# Starlite Camping Resort



## rdvholtwood (Sep 18, 2008)

We are heading out to Starlite Camping Resort in Stevens PA located in northern Lancaster County. A nice feature of the campground is the "plateau area." This area has campsites that overlook the town of Ephrata.

Here is a view from one of the sites on the plateau......which looks really nice at night!


----------



## ember (Jan 17, 2008)

looks like a really nice place!!


----------



## D.P. (Nov 8, 2009)

Looks like a great place. Have you been there before?

We are not far from there might want to go down and check it out.


----------



## rdvholtwood (Sep 18, 2008)

D.P. said:


> Looks like a great place. Have you been there before?
> 
> We are not far from there might want to go down and check it out.

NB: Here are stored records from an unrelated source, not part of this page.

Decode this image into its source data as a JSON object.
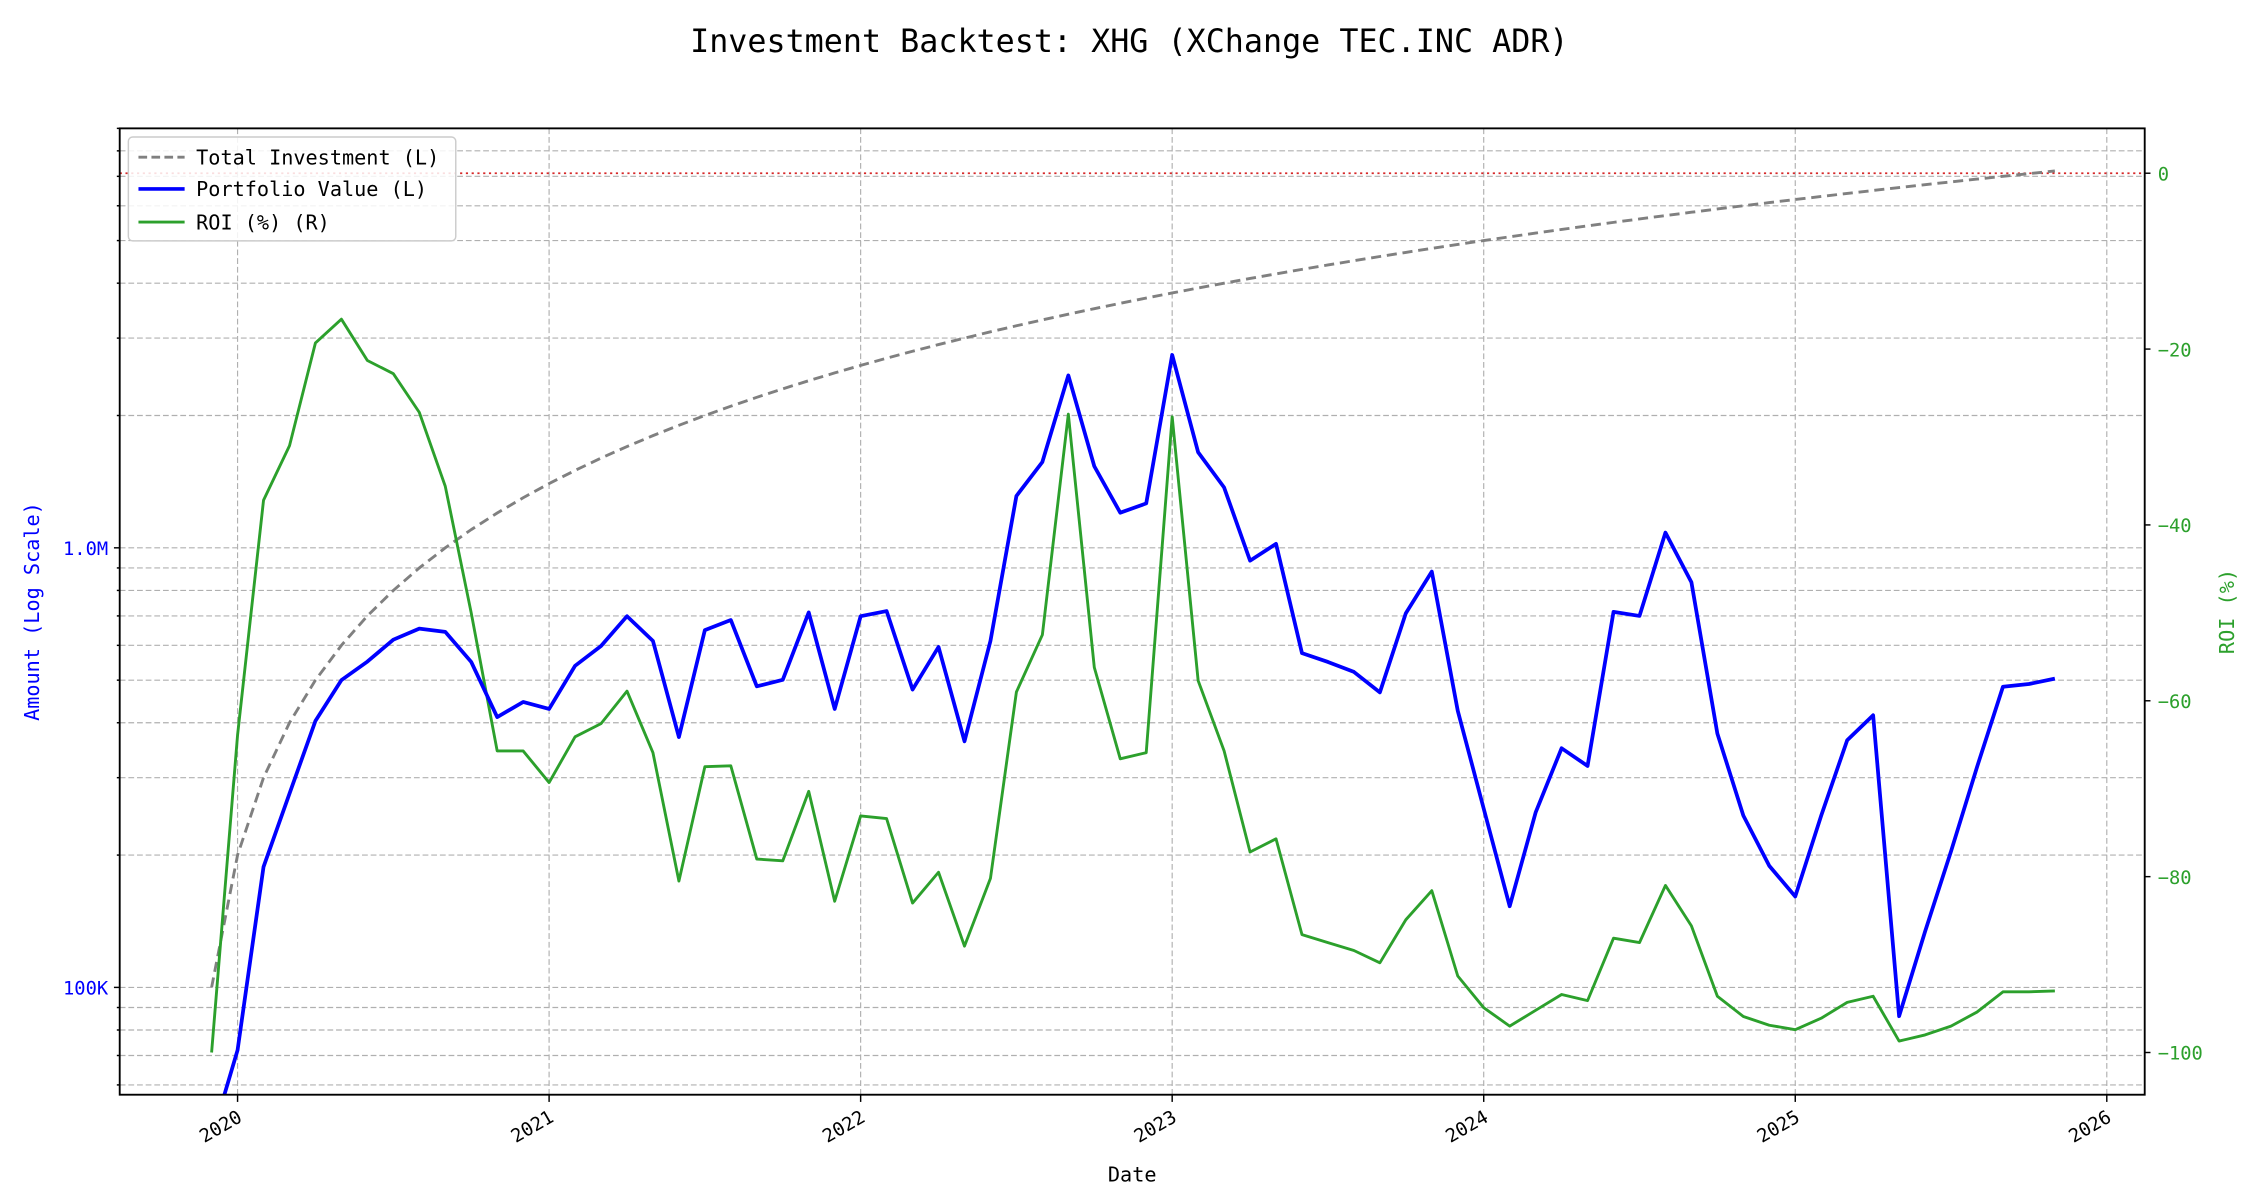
{
  "chart_data": {
    "type": "line",
    "title": "Investment Backtest: XHG (XChange TEC.INC ADR)",
    "xlabel": "Date",
    "ylabel_left": "Amount (Log Scale)",
    "ylabel_right": "ROI (%)",
    "left_scale": "log",
    "ylim_left": [
      57000,
      9000000
    ],
    "ylim_right": [
      -104.8,
      5.1
    ],
    "xlim": [
      "2019-08-15",
      "2026-02-15"
    ],
    "grid": true,
    "legend_position": "top-left",
    "x_ticks": [
      "2020",
      "2021",
      "2022",
      "2023",
      "2024",
      "2025",
      "2026"
    ],
    "left_ticks": [
      {
        "value": 100000,
        "label": "100K"
      },
      {
        "value": 1000000,
        "label": "1.0M"
      }
    ],
    "right_ticks": [
      {
        "value": 0,
        "label": "0"
      },
      {
        "value": -20,
        "label": "−20"
      },
      {
        "value": -40,
        "label": "−40"
      },
      {
        "value": -60,
        "label": "−60"
      },
      {
        "value": -80,
        "label": "−80"
      },
      {
        "value": -100,
        "label": "−100"
      }
    ],
    "reference_line": {
      "axis": "right",
      "value": 0,
      "color": "#d62728"
    },
    "x": [
      "2019-12",
      "2020-01",
      "2020-02",
      "2020-03",
      "2020-04",
      "2020-05",
      "2020-06",
      "2020-07",
      "2020-08",
      "2020-09",
      "2020-10",
      "2020-11",
      "2020-12",
      "2021-01",
      "2021-02",
      "2021-03",
      "2021-04",
      "2021-05",
      "2021-06",
      "2021-07",
      "2021-08",
      "2021-09",
      "2021-10",
      "2021-11",
      "2021-12",
      "2022-01",
      "2022-02",
      "2022-03",
      "2022-04",
      "2022-05",
      "2022-06",
      "2022-07",
      "2022-08",
      "2022-09",
      "2022-10",
      "2022-11",
      "2022-12",
      "2023-01",
      "2023-02",
      "2023-03",
      "2023-04",
      "2023-05",
      "2023-06",
      "2023-07",
      "2023-08",
      "2023-09",
      "2023-10",
      "2023-11",
      "2023-12",
      "2024-01",
      "2024-02",
      "2024-03",
      "2024-04",
      "2024-05",
      "2024-06",
      "2024-07",
      "2024-08",
      "2024-09",
      "2024-10",
      "2024-11",
      "2024-12",
      "2025-01",
      "2025-02",
      "2025-03",
      "2025-04",
      "2025-05",
      "2025-06",
      "2025-07",
      "2025-08",
      "2025-09",
      "2025-10",
      "2025-11"
    ],
    "series": [
      {
        "name": "Total Investment (L)",
        "axis": "left",
        "color": "#808080",
        "style": "dashed",
        "values": [
          100000,
          200000,
          300000,
          400000,
          500000,
          600000,
          700000,
          800000,
          900000,
          1000000,
          1100000,
          1200000,
          1300000,
          1400000,
          1500000,
          1600000,
          1700000,
          1800000,
          1900000,
          2000000,
          2100000,
          2200000,
          2300000,
          2400000,
          2500000,
          2600000,
          2700000,
          2800000,
          2900000,
          3000000,
          3100000,
          3200000,
          3300000,
          3400000,
          3500000,
          3600000,
          3700000,
          3800000,
          3900000,
          4000000,
          4100000,
          4200000,
          4300000,
          4400000,
          4500000,
          4600000,
          4700000,
          4800000,
          4900000,
          5000000,
          5100000,
          5200000,
          5300000,
          5400000,
          5500000,
          5600000,
          5700000,
          5800000,
          5900000,
          6000000,
          6100000,
          6200000,
          6300000,
          6400000,
          6500000,
          6600000,
          6700000,
          6800000,
          6900000,
          7000000,
          7100000,
          7200000
        ]
      },
      {
        "name": "Portfolio Value (L)",
        "axis": "left",
        "color": "#0000ff",
        "style": "solid",
        "values": [
          0,
          72000,
          188000,
          276000,
          404000,
          500000,
          551000,
          618000,
          655000,
          644000,
          550000,
          412000,
          446000,
          430000,
          539000,
          598000,
          699000,
          614000,
          371000,
          650000,
          685000,
          484000,
          501000,
          713000,
          430000,
          699000,
          718000,
          476000,
          595000,
          363000,
          614000,
          1312000,
          1568000,
          2468000,
          1533000,
          1202000,
          1262000,
          2747000,
          1650000,
          1372000,
          935000,
          1021000,
          576000,
          550000,
          522000,
          469000,
          710000,
          883000,
          426000,
          255000,
          153000,
          250000,
          350000,
          319000,
          715000,
          700000,
          1083000,
          835000,
          378000,
          246000,
          189000,
          161000,
          246000,
          365000,
          416000,
          86000,
          134000,
          204000,
          317000,
          483000,
          490000,
          504000
        ]
      },
      {
        "name": "ROI (%) (R)",
        "axis": "right",
        "color": "#2ca02c",
        "style": "solid",
        "values": [
          -100,
          -63.9,
          -37.2,
          -31,
          -19.3,
          -16.6,
          -21.3,
          -22.8,
          -27.2,
          -35.6,
          -50,
          -65.7,
          -65.7,
          -69.3,
          -64.1,
          -62.6,
          -58.9,
          -65.9,
          -80.5,
          -67.5,
          -67.4,
          -78,
          -78.2,
          -70.3,
          -82.8,
          -73.1,
          -73.4,
          -83,
          -79.5,
          -87.9,
          -80.2,
          -59,
          -52.5,
          -27.4,
          -56.2,
          -66.6,
          -65.9,
          -27.7,
          -57.7,
          -65.7,
          -77.2,
          -75.7,
          -86.6,
          -87.5,
          -88.4,
          -89.8,
          -84.9,
          -81.6,
          -91.3,
          -94.9,
          -97,
          -95.2,
          -93.4,
          -94.1,
          -87,
          -87.5,
          -81,
          -85.6,
          -93.6,
          -95.9,
          -96.9,
          -97.4,
          -96.1,
          -94.3,
          -93.6,
          -98.7,
          -98,
          -97,
          -95.4,
          -93.1,
          -93.1,
          -93
        ]
      }
    ]
  }
}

Yes, we've camped there before, but, not on the plateau. If you look on the map, the sites on the plateau near the pavilion, 137-140 where the only ones open in this area when I called to reserve.


----------



## swanny (Oct 31, 2007)

Thanks rdvholtwood, We camp in Lancaster quite a bit. will have to check it out.

kevin


----------



## go6car (Jan 19, 2004)

I've only been to Lake in Wood in that general area, but would be interested in checking it out. I saw that online while scouring future camping places to go, but had never read anything from someone who had actually been there.

Is there anything nearby worth checking out as well (shops, food, etc.), or is this close enough to that Lake in Wood area to make all the surrounding things to do the same....

Thanks


----------



## rdvholtwood (Sep 18, 2008)

go6car said:


> I've only been to Lake in Wood in that general area, but would be interested in checking it out. I saw that online while scouring future camping places to go, but had never read anything from someone who had actually been there.
> 
> Is there anything nearby worth checking out as well (shops, food, etc.), or is this close enough to that Lake in Wood area to make all the surrounding things to do the same....
> 
> Thanks


As we are from the area, we really don't visit any nearby attractions and just hang out at the campground. Here is the list of nearby attractions per the website.

I know this weekend they are hosting a yard sale at the campground....


----------



## go6car (Jan 19, 2004)

Thanks!


----------



## rdvholtwood (Sep 18, 2008)

This past weekend we camped at Starlite Camping Resort in northern Lancaster County. The weather was perfect and the view was great from the plateau area were we camped. Would highly recommend this area in the CG. The site we were in 144 was towards the end of the row and even though we had a decent view, 148 would be much better.

We are thinking about going back in the fall when the trees start changing color....


----------